Lambretta returns! But it's made in Taiwan
The new LN125 is the first scooter 'branded' Lambretta for decades. But while the name is synonymous with Italian style - and the new scoot is styled by an Italian - it's based on a Taiwanese-made Sym four-stroke.
So while the LN125's silhouette harks back to the iconic two-stroke workhorse of the '60s and '70s, any similarity ends there. And what opinion you'll hold of the LN125 depends on what age bracket you fall into.
If you're a fresh-faced 20-something with no memory of Fernando Innocenti's original design, the LN125 will appeal. It's a simple, colourful twist-and-go scooter. Put the key in, pull on the bar-mounted rear brake lever, thumb the starter button and pootle off in the same way as you would on countless other cheap and cheerful scoots.

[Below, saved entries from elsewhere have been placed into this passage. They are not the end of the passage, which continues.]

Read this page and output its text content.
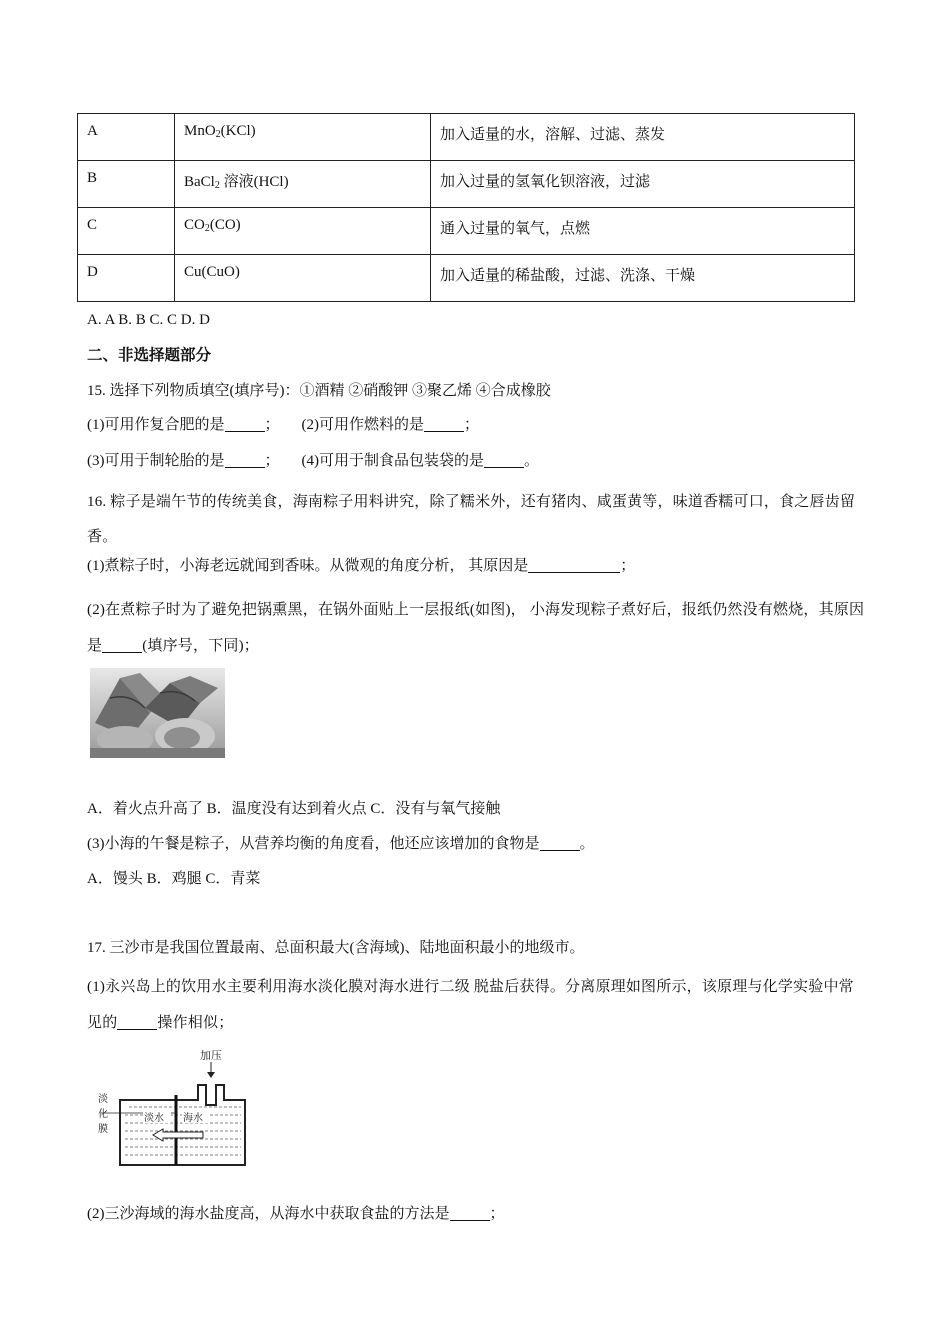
A	MnO$_2$(KCl)	加入适量的水，溶解、过滤、蒸发
B	BaCl$_2$ 溶液(HCl)	加入过量的氢氧化钡溶液，过滤
C	$CO_2(CO)$	通入过量的氧气，点燃
D	Cu(CuO)	加入适量的稀盐酸，过滤、洗涤、干燥
A. A B. B C. C D. D
二、非选择题部分
15. 选择下列物质填空(填序号)：①酒精 ②硝酸钾 ③聚乙烯 ④合成橡胶
(1)可用作复合肥的是	； (2)可用作燃料的是	；
(3)可用于制轮胎的是	； (4)可用于制食品包装袋的是	。
16. 粽子是端午节的传统美食，海南粽子用料讲究，除了糯米外，还有猪肉、咸蛋黄等，味道香糯可口，食之唇齿留香。
(1)煮粽子时，小海老远就闻到香味。从微观的角度分析， 其原因是	；
(2)在煮粽子时为了避免把锅熏黑，在锅外面贴上一层报纸(如图)， 小海发现粽子煮好后，报纸仍然没有燃烧，其原因是	(填序号，下同)；
A．着火点升高了 B．温度没有达到着火点 C．没有与氧气接触
(3)小海的午餐是粽子，从营养均衡的角度看，他还应该增加的食物是	。
A．馒头 B．鸡腿 C．青菜
17. 三沙市是我国位置最南、总面积最大(含海域)、陆地面积最小的地级市。
(1)永兴岛上的饮用水主要利用海水淡化膜对海水进行二级 脱盐后获得。分离原理如图所示，该原理与化学实验中常见的	操作相似；
加压
淡
化
膜
淡水 海水
(2)三沙海域的海水盐度高，从海水中获取食盐的方法是	；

However, if you're over 30 and have a memory tinged by images of the original Lambretta, you will undoubtedly view the Li125 with suspicion. I certainly did. While it looks like an Innocenti machine in some areas - cool paint, bulbous metal sidepanels - the chassis is mostly modern and it has cast alloy wheels, an ugly exhaust and, of course, the cases of the four-stroke engine.
But hang on, this is a modern world. Surely the use of a simple, automatic (CVT), emissions-friendly four-stroke is a masterstroke, isn't it? In some ways, yes. The steering is light and agile, though a tad nervous at low speed - a trait of all small-wheeled scooters. Twist the throttle and as the 125cc motor builds revs steadily forwards movement occurs.
So far so good. The wibbly steering stabilises with speed and before you know it you're doing 65mph. Zero mph is a lot quicker to reach thanks to a surprisingly effective front disc and rear drum brake.
If you check the engine oil at least once a week and get it serviced as per the manual the LN125 will give years of fuss-free riding. Just like any modern-day scooter. And there's the problem. The LN125 is just a budget scooter.
Don't think for a moment the LN125 is rubbish; it isn't. It is a perfectly good scooter, but in now way do you get a feeling of well-being and pride, and definitely not the urge to shout 'I own a Lambretta'.
This Lambretta is another superstore pre-packed meal of the scooter world - ingredients sound good but the cooked result is the same as every other superstore's chicken curry and rice. The only difference is the Lambretta leaves a nastier taste in the mouth.
Not even the use of recycled metal body panels (main seating area and front section of the leg shield) swerves my view of the LN125.
I can understand the marketing ploy of using the Lambretta name on a cheap scooter. It'll get the brand recognised by a younger market. But will anyone care? It's a fake. Don't think you're buying a Lambretta because of the premium price of £3299. Do metal panels, quality paint scheme and a recognised name justify paying an average £1500 more over the price of a basic Far East scooter? I don't think so.